I use markdown to store notes, clippings from articles, ideas… So I need something fast and uncomplicated. MD is perfect for this. And CommonMark is even better.

To distinguish reference data (URLs, the language of the note, who said that, etc.) I simply put a paragraph starting with ‘~’ somewhere in the text. This note refers to the enclosing header or to the whole file if appears before any header.

Anything more complicated (or with too much structure) will not be used for my peculiar use case, I’m sure. Also a visually intrusive markup, I think ,distracts too much from the real content.

So I suggest the language could define a begin of line marker to say “Ignore this” or “This is special” or “This is a comment”. The standard parsers (pandoc…) could ignore it, but libcmark could create a node for it marked as “CMARK_NODE_CUSTOM_BLOCK”. Then is my database loading code (for example) that use this information with no need to look at each paragraph first character to see if it is a ‘~’.

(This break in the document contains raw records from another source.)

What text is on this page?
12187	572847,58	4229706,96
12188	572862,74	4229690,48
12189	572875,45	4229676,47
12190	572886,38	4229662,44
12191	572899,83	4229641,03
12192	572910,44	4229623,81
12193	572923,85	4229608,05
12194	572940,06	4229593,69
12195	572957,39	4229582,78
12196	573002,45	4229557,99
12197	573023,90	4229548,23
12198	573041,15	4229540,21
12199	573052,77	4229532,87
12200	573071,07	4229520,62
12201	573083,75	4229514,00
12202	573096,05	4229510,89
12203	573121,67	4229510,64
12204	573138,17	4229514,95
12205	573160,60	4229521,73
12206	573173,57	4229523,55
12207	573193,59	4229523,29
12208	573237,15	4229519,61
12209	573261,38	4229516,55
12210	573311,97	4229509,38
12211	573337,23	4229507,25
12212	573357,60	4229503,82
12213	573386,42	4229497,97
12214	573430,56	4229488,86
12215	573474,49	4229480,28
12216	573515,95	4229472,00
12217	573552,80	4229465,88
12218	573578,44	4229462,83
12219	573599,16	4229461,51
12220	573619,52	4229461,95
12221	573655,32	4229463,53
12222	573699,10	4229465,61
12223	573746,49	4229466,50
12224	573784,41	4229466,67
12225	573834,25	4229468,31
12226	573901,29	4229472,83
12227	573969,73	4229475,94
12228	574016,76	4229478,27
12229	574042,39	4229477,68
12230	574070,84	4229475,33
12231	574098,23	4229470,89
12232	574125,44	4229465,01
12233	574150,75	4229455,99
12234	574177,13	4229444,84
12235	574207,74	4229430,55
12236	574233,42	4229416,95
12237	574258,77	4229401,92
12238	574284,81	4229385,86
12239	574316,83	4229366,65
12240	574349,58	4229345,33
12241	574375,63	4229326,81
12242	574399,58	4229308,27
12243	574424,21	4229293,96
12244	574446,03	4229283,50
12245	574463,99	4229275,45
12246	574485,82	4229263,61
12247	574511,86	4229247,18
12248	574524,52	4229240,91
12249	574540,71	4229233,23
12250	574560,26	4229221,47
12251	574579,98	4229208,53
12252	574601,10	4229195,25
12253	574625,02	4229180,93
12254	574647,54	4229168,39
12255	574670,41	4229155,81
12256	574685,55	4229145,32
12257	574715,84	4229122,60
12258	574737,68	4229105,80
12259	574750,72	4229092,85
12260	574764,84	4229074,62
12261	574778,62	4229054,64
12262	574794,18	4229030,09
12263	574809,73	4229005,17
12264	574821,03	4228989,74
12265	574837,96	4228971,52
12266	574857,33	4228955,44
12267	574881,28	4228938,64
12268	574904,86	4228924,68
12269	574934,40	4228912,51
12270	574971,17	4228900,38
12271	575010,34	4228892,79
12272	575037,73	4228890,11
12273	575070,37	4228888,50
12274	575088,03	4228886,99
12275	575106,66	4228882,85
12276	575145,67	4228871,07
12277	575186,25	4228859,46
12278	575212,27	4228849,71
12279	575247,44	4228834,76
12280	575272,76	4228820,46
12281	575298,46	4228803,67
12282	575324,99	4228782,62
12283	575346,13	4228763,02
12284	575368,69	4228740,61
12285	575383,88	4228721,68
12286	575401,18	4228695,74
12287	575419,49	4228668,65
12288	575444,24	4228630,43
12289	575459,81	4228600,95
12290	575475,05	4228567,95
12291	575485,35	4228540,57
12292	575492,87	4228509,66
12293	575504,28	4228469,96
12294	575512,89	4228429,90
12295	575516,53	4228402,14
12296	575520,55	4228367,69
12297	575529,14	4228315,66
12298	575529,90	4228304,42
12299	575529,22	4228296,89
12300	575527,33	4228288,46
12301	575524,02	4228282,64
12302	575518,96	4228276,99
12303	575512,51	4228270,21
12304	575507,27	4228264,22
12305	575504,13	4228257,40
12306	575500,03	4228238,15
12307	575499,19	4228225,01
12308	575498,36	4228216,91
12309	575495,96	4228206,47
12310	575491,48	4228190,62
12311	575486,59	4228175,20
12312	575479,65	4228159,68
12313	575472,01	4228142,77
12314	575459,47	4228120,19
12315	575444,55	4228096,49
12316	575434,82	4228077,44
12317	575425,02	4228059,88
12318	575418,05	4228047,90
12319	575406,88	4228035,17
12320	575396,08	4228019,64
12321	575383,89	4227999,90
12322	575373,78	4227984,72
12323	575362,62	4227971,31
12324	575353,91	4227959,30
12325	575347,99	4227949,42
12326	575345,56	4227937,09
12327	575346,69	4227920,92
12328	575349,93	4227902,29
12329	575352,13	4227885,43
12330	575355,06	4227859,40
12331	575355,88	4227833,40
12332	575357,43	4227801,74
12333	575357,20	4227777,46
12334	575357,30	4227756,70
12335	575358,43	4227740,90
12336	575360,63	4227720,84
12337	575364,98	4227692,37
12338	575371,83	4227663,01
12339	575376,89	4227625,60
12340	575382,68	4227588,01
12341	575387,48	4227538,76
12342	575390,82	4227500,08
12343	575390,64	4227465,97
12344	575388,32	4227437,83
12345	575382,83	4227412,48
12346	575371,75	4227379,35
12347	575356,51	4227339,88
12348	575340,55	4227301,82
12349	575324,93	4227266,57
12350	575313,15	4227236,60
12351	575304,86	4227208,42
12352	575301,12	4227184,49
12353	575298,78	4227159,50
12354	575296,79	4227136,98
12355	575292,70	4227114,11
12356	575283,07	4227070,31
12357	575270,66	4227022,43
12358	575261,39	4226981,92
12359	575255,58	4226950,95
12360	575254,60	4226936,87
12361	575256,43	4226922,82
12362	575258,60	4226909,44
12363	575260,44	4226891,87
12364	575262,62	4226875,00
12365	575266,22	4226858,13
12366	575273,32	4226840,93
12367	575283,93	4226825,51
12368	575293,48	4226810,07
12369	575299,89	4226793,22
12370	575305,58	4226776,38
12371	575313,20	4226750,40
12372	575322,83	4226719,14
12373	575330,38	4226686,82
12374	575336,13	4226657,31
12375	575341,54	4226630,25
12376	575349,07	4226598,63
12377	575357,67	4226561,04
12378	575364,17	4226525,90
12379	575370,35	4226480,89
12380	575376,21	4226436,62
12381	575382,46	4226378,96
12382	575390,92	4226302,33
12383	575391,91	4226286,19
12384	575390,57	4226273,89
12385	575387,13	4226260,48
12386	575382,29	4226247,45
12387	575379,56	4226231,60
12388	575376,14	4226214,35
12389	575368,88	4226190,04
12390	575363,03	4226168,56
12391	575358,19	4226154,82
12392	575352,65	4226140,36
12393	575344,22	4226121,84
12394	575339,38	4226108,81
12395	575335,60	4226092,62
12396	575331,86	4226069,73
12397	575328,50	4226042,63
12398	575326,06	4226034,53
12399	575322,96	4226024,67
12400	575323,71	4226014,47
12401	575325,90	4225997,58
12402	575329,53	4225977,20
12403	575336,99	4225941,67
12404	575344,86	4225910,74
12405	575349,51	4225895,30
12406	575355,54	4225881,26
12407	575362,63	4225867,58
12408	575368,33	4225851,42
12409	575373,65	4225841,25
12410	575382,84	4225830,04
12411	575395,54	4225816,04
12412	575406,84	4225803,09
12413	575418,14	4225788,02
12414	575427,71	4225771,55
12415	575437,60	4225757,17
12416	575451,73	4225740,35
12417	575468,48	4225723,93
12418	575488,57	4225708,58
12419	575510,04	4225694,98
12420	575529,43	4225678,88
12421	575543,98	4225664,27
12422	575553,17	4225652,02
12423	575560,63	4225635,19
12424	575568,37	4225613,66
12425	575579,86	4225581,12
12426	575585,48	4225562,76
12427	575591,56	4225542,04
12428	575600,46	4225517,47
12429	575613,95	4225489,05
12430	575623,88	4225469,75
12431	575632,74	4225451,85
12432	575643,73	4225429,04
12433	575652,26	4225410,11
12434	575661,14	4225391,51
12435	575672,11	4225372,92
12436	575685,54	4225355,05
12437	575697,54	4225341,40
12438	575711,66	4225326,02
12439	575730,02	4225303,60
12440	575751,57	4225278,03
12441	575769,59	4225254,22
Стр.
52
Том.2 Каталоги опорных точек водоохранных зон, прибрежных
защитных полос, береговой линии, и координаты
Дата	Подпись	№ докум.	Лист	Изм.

Thanks for the discussion!

Pandoc % block is too limited.
What if I want to mark a section with the language used? The pandoc block is OK for your use case, but then I need a different mechanism for this one.

% Title: multi-language
% language: fr
<text in French>

# Article
% language: en
<text in English>

# Articolo
% language: it
<text in Italian>

I propose that we overload the fenced code block info string to indicate to post-processors that a code block may be interpreted:

```yaml #!
---
foo: bar
---
``` 

Whilst it is a little more verbose than some of the alternatives it has several benefits:

  • No updates to any parsers
  • When not executed via a post-processor will render as a code block
  • Transparently indicates to post-processors the language to interpret the code block as
  • Does not require many changes to the spec except documenting that #! in an info string is a post-processor directive
  • Trivial for post-processors to parse (yaml.safeLoadAll(node.literal))
  • Allows for interpreter hints #!js-yaml or #!yaml-lite etc
  • Can be embedded anywhere in the document

I think this addresses several of the concerns in this thread, I wonder what people think…

2 Likes

@tmpfs I prefer the Jekyll-style metadata blocks because “a Markdown-formatted document should be publishable as-is, as plain text, without looking like it’s been marked up with tags or formatting instructions.” The list item points that you mention are good for parsers, but adding additional syntax around the metadata block makes the document less readable for humans.